Vom Analphabeten zum Fachmann – fünf junge Geflüchteten haben ihren Sprung in eine Ausbildung geschafft. Sie fanden in Rottweil eine neue Heimat und neue Perspektiven.
Seit gut einem Jahr gibt es die Wohngruppe „Rückenwind“ der Stiftung Lernen-Fördern-Arbeiten, in der jugendliche Geflüchtete untergebracht sind. Janina Kehrer, die Leiterin der Wohngruppe, berichtet nun von den Erfolgen des Projekts, und wie sich fünf junge Geflüchtete auf den Weg in das Berufsleben gemacht haben.
„Was um alles in der Welt sind denn Muffen?“, fragte sie Alidou, als sie sein Berichtsheft durchschaut. „Ja das ist für die Rohre, das kommt da außen drum“, erklärte er und zeigt Bilder von Muffen auf dem Handy, die sich als Bauelemente zur Verbindung von Rohren herausstellen.
Vom Analphabet zum Anlagenmechaniker
Der 18-jährige Alidou kam vor rund anderthalb Jahren als Analphabet von der Elfenbeinküste nach Deutschland. Inzwischen schreibt er jeden Abend fein säuberlich in sein Berichtsheft, was er den Tag über gelernt hat.
Im September hat seine Ausbildung zum Anlagenmechaniker mit Einsatzgebiet Rohrsystemtechnik begonnen – nach nur einem Jahr Deutschunterricht in einer Vorbereitungsklasse.
Neben Alidou haben das noch vier weitere Bewohner der Wohngruppe geschafft. Die Wohngruppe „Rückenwind“ gibt es seit September 2023. Neun minderjährige Geflüchteten hatten sie bezogen. Die Jugendlichen aus Afghanistan, Syrien, Somalia, Guinea, Gambia und von der Elfenbeinküste waren bei ihrer Einreise zwischen 14 und 17 Jahre alt und haben in ihren Heimatländern oft nur wenige Jahre oder auch gar keine Schule besucht.
Amadou hatte sein Ziel klar vor Augen
Der inzwischen 18-jährige Rofiullah aus Afghanistan hat auch nie eine Schule besuchen können. Nach einem Jahr in der Deutsch-Vorbereitungsklasse und mehreren Praktika hat er nun ebenfalls eine Ausbildung zum Anlagenmechaniker begonnen – mit dem Schwerpunkt Sanitär-, Heizungs- und Klimatechnik.

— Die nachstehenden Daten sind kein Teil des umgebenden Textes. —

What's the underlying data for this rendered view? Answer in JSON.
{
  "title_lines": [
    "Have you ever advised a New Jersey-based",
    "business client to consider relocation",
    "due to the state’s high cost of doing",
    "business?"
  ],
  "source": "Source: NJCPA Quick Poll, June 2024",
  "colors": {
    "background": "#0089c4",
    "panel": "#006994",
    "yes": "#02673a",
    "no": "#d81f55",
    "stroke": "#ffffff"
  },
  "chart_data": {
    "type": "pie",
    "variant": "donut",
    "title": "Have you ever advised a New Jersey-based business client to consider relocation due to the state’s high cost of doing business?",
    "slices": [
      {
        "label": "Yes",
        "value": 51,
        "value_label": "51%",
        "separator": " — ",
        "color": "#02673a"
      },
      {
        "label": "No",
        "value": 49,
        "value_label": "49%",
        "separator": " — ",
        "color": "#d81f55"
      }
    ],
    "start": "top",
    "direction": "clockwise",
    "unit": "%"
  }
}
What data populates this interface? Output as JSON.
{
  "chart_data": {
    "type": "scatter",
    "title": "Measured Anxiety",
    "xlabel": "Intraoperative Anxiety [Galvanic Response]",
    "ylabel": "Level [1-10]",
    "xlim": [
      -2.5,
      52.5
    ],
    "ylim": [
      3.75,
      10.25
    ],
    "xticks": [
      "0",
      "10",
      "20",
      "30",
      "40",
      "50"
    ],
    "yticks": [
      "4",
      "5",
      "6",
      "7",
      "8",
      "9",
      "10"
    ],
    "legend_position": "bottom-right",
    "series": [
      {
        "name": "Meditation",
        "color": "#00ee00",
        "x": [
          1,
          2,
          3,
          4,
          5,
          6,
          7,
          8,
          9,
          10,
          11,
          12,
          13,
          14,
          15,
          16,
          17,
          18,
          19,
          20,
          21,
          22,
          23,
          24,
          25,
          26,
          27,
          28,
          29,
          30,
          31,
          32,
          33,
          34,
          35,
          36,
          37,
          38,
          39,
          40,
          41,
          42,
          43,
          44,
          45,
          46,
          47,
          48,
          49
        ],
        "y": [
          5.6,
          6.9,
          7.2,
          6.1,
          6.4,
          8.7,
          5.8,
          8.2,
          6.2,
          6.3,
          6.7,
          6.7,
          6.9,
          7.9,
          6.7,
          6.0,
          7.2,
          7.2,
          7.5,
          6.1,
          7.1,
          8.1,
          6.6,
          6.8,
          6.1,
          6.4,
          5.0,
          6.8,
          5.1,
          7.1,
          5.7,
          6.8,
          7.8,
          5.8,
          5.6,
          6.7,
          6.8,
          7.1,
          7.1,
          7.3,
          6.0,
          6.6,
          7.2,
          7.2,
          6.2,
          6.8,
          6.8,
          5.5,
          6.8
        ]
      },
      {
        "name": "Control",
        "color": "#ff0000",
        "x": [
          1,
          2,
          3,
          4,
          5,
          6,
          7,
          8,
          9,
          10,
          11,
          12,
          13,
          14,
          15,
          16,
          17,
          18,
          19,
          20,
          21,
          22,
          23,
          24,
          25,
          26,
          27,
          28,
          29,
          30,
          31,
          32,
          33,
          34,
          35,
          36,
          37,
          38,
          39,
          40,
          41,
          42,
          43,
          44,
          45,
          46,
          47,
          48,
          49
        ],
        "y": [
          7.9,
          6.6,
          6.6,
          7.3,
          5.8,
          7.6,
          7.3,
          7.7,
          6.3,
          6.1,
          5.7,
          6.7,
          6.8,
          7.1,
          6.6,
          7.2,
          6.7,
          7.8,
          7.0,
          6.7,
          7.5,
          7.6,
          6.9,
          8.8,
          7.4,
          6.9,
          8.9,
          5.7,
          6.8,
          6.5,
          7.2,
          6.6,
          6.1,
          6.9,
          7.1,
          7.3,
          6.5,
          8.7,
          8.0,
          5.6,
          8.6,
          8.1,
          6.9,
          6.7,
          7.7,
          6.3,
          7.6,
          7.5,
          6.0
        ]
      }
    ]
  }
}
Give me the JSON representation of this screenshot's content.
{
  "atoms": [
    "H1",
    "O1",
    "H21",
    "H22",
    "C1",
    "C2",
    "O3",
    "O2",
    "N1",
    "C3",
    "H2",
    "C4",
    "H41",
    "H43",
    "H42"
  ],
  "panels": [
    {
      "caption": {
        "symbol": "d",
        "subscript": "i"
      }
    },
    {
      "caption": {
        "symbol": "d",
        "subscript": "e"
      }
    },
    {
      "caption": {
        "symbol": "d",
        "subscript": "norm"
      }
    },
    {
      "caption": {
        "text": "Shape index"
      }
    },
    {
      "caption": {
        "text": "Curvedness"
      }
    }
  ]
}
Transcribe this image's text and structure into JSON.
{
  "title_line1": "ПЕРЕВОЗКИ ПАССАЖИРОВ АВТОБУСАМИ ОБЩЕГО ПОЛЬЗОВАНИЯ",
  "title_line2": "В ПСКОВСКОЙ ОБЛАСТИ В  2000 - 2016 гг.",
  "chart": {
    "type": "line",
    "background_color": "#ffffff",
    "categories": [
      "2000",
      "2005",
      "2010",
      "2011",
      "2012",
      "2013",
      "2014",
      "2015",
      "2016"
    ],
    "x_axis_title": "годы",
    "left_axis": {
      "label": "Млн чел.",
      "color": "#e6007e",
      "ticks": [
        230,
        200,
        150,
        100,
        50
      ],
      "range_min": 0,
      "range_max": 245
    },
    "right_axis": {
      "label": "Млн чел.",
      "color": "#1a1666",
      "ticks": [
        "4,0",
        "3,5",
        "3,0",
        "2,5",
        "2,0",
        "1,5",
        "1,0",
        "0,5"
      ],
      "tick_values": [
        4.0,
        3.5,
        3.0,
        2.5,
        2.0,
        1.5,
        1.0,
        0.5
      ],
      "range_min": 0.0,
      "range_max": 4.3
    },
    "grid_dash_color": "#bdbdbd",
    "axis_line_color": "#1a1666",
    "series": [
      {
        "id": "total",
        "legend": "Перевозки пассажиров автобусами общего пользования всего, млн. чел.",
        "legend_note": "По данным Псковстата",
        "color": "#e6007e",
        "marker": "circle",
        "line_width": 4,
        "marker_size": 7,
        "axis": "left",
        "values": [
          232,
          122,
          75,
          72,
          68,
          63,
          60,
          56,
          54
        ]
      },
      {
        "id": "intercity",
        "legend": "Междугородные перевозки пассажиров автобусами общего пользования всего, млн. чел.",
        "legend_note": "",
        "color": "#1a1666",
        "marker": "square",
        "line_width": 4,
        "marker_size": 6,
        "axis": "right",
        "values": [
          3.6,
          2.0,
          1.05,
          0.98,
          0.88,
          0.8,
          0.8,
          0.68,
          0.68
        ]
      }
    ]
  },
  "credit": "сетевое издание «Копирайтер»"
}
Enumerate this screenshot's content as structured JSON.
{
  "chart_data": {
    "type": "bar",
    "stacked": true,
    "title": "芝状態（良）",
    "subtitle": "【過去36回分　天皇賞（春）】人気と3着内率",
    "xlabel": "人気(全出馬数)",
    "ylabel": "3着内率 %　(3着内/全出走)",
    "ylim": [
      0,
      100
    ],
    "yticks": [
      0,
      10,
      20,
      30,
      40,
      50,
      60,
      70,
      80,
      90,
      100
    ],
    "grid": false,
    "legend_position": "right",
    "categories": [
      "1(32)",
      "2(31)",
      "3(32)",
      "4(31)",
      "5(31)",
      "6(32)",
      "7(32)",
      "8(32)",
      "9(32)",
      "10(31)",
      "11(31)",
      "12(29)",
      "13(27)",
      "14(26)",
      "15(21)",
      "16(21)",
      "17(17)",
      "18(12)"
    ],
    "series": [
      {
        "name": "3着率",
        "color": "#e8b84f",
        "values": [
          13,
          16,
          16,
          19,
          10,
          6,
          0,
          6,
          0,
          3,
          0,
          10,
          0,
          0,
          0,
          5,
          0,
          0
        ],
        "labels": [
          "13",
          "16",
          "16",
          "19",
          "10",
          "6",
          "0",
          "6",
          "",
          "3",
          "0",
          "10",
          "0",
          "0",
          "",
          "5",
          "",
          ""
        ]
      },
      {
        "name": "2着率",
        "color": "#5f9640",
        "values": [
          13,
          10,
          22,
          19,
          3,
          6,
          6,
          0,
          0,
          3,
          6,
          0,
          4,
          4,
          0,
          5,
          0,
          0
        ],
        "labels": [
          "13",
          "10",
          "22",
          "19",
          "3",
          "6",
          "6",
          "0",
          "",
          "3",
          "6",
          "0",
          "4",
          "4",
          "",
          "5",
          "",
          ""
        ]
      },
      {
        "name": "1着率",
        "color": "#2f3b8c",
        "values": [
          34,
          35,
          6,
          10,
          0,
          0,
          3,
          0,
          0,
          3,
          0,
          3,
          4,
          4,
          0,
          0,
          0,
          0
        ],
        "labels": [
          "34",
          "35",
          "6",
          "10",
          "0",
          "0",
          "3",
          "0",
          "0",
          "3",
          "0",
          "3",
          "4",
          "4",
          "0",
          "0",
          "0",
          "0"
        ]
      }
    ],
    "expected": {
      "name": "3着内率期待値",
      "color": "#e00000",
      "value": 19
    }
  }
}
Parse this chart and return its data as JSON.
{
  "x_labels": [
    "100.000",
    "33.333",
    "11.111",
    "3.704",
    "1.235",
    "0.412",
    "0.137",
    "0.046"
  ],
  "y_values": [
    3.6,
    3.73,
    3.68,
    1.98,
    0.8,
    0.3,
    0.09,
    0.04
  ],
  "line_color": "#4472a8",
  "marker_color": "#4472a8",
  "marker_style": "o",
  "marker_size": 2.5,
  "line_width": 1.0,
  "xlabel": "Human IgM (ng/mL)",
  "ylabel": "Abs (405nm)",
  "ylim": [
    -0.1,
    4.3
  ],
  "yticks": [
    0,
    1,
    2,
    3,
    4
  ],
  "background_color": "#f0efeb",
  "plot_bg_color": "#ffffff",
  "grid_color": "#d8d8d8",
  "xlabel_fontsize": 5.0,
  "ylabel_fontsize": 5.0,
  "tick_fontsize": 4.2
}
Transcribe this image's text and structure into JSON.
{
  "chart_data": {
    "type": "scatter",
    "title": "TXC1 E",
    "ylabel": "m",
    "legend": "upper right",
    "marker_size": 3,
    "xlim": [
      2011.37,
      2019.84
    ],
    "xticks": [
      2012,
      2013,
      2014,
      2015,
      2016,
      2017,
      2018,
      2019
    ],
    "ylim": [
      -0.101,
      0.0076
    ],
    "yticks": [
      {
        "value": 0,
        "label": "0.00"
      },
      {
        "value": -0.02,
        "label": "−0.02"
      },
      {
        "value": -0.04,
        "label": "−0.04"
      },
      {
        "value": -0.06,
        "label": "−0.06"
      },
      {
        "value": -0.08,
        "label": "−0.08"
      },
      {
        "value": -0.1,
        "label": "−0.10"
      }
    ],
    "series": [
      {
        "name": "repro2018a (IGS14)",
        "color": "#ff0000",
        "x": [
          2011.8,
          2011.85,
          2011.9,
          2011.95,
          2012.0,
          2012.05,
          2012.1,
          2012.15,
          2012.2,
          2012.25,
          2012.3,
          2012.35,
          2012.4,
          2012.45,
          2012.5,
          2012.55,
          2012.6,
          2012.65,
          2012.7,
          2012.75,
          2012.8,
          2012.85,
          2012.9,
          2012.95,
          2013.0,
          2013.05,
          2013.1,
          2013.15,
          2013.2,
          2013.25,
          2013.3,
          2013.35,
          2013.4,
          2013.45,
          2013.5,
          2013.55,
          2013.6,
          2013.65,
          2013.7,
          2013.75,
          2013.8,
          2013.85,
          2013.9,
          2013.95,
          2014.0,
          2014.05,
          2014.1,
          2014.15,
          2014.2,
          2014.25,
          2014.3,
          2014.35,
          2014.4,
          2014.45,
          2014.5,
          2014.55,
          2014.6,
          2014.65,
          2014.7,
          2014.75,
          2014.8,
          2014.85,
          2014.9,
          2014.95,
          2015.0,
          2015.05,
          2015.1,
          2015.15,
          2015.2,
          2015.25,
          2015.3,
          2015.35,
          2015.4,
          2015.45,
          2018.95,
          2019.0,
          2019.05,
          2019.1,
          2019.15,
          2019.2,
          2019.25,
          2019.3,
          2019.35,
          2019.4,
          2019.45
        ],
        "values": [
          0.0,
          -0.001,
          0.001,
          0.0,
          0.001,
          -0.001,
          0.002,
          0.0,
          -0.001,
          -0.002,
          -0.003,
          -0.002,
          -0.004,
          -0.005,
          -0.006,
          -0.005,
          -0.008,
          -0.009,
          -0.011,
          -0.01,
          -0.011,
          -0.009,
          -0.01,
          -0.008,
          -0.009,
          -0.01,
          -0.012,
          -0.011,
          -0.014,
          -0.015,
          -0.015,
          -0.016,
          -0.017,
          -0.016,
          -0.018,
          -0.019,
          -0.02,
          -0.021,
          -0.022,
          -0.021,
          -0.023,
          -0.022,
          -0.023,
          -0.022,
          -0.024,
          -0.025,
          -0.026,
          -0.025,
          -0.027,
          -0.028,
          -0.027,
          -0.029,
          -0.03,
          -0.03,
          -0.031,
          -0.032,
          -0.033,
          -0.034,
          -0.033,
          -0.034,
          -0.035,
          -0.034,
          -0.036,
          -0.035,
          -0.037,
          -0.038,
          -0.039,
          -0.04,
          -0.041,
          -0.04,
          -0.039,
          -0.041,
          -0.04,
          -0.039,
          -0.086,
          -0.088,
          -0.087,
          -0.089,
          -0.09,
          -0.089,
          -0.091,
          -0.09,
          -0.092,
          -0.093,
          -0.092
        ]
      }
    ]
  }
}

Technisches Interesse der anderen Art zeigt der 17-jährige Amadou aus Guinea. Für ihn war von Anfang an klar: Er möchte LKW-Fahrer werden. Und da sein Willen genauso ausgeprägt war wie seine Lerngeschwindigkeit, erfüllte er sich diesen Traum. Erst schloss er die Deutsch-Vorbereitungsklasse als Klassenbester ab und angelte sich dann seinen Ausbildungsvertrag zum Berufskraftfahrer.
Mit Zwiebelrostbraten und Brezelteig zum Glück
In den kulinarischen Bereich hat es den 17-jährigen Mohammad aus Afghanistan und den 18-jährigen Mahamed-Abaadir aus Somalia verschlagen. Mohammad begann eine Ausbildung zum Koch beim Restaurant „Villa“ in Rottweil. Auf die Frage, was er denn am liebsten koche, sagt Mohammad: „Zwiebelrostbraten und Kalbsbäckchen. Das sind meine Lieblingsgerichte bei der Arbeit. Das ist so lecker!“
Mahamed-Abaadir aus Somalia hat sich für eine Ausbildung zum Bäcker entschieden – was vor anderthalb Jahren absolut undenkbar gewesen wäre. Durch schwere Misshandlungen auf der Flucht waren seine Hüfte und Beine so schwer verletzt, dass er sich nur mit großer Anstrengung und gebückt an einer Krücke fortbewegen konnte. Nach einer Hüft-Operation und einer langwierigen Behandlung kämpfte er sich nach und nach zurück auf seine Beine. Nun steht er gut gelaunt stundenlang in der Backstube und zwirbelt Brezelteig.
„Wir wollen in Frieden Leben“
Fünf Geschichten, fünf erfolgversprechende Starts ins Berufsleben. Sie zeigen, was alles möglich sein kann – wenn es zunächst auch noch so unmöglich erscheinen mag, so Kehrer.
Welche Träume sie sich noch erfüllen wollen, da sind sich alle ziemlich einig: „Wir wollen in Frieden leben, noch weiter lernen und dann einfach ein ganz normales Leben hier haben.“ „Und natürlich noch den Führerschein machen!“ wirft Amadou ein und lacht. Nicht nur er, sondern auch Rofiullah haben sich dafür bereits angemeldet.